Loudspeakers have we really made that much progress since the 1930s?


Since I have a slight grasp on the history or loudspeaker design. And what is possible with modern. I do wonder if we have really made that much progress. I have access to some of the most modern transducers and design equipment. I also have  large collection of vintage.  I tend to spend the most time listening to my 1930 Shearer horns. For they do most things a good bit better than even the most advanced loudspeakers available. And I am not the only one to think so I have had a good num of designers retailers etc give them a listen. Sure weak points of the past are audible. These designs were meant to cover frequency ranges at the time. So adding a tweeter moves them up to modern performance. To me the tweeter has shown the most advancement in transducers but not so much the rest. Sure things are smaller but they really do not sound close to the Shearer.  http://www.audioheritage.org/html/profiles/lmco/shearer.htm
128x128johnk
The epiphany for me, as regards "bandwidth" was hearing the original transcriptions of Benny Goodman's 1938 Concert at Carnegie Hall, in the process of being restored by an archivist. I listened to the flat transfer and to his cleaned up version of Sing, Sing, Sing. The bandwidth, running through a phone line to a cutter some blocks away from the Hall, was around 8Khz. The cleaned up version had dynamics and air on the drums, propulsive and alive sounding. It made me reconsider the value of digital for historic recordings- if done well, in addition to appreciating how much could be extracted from such an old recording. 
Last night, I heard Los Straightjackets do a cover of Sing, Sing, Sing at a small club nearby- in their inimitable surf-pysch rock style. That was great too. :)
jonk

Were you alive in the 30s, to hear all the "then new" speakers, that people listened to, in their homes in the 30s?
(johnk)
"Mapman whats missing- realistic sound quality, the ability to allow listener to feel the emotion of the music. The ability to easily hear the mix ie pick out the individual instruments and vocals along with the added studio work. Realistic image size and dynamic range.The at ease at any SPL the ability to sound wonderful out of sweet spot and through out home. Extreme lack of listening fatigue. A clear real sounding vocal ability the ability to do this all on massively low power. Extreme reliability and ease of service in field by owner. Today most all of this is missing and if present only a small part of it."

I also disagree. Vintage speakers of high efficiency really don't play bass right, they are less detailed and harsher due to breakups in the various drivers and they don't handle power well (are less reliable). So the statement above seems false on all counts.

I believe johnk (in the top paragraph) addresses what he feels is sonically missing with most of todays modern speakers (or the present state of reproduced sound in general), and whether his point of reference in stating this is vintage speakers or not is irrelevant; it's still what he finds is missing.

What does it even mean to "play bass right"?


There seems to me to be something fundamentally different in the way these [vintage] speakers play bass compared to modern speakers with their super dead cabinets and incredible fast, tight and really deep bass. While these speakers sound very impressive their bass just doesn’t flow within the performance like these older-design speakers. The bass on these newer speakers is definitely deeper, faster and has more slam, but they just don’t have the life in the bass that the more vintage designs do. All of the speakers above have incredible air and harmonics in the bass. You feel the bass. Yes, you feel the bass with the modern speaker as well, but differently. The bass from modern speakers with extremely dead cabinets has a very pistonic sound. To me, real music seldom sounds this way, occasionally rock music does, but it also often sounds purposefully distorted.
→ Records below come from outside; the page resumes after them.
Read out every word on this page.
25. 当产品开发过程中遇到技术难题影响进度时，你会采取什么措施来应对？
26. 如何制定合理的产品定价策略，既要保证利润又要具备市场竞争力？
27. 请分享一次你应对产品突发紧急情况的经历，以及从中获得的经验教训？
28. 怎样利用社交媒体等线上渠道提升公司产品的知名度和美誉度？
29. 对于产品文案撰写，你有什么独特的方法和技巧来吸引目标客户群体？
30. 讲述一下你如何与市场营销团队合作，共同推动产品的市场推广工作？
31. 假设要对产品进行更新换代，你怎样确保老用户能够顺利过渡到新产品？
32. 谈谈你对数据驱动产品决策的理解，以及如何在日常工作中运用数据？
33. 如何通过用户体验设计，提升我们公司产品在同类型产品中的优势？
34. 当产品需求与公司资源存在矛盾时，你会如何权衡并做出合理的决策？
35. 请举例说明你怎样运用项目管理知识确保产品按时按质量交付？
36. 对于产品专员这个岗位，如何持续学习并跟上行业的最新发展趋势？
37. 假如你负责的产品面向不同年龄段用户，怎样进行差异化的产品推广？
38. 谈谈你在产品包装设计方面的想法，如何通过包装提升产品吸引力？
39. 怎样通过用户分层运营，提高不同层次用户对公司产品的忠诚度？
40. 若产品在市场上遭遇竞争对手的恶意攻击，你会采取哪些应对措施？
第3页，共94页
http://www.dagogo.com/beatnik-pet-peeve-3-way-modern-speakers-play-bass
To me, a lot of audiophile quality double bass is too closely miked- you hear things that even the player probably doesn’t hear. I think that is intended to create an immediacy, but real bass doesn’t sound like that in a club. Piano, to me, is also a tough instrument. Sometimes, very simple recordings are best- but many lack the weight and heft of a real piano in the lower registers and sound two dimensional; to compensate, sometimes the instrument is very closely miked in the same way I described the bass, above. When recorded with other instruments, it sounds out of proportion.
The more modern, big heavy weight bass sound is great for "thwack" but there’s also stuff going on above- the "air," the skin sound, the tonality of a drum beyond the explosive movement of air. I think it is hard to get it all. I’ve always suffered a bit of a trade-off b/c to me, it starts (and often ends) in the midrange-  bandwidth, imaging, soundstage, whatever audiophile attributes you ascribe to as important are pretty irrelevant if the thing sounds reproduced.
Atmasphere keeps stating debatable or simply wrong things in a categorical manner.
I think, what John is talking about is music lover's speakers versus hi-fi speakers. I am not familiar with high end vintage speakers, so won't comment, but there is something artificial in many modern speakers, they are sort of 'digital'.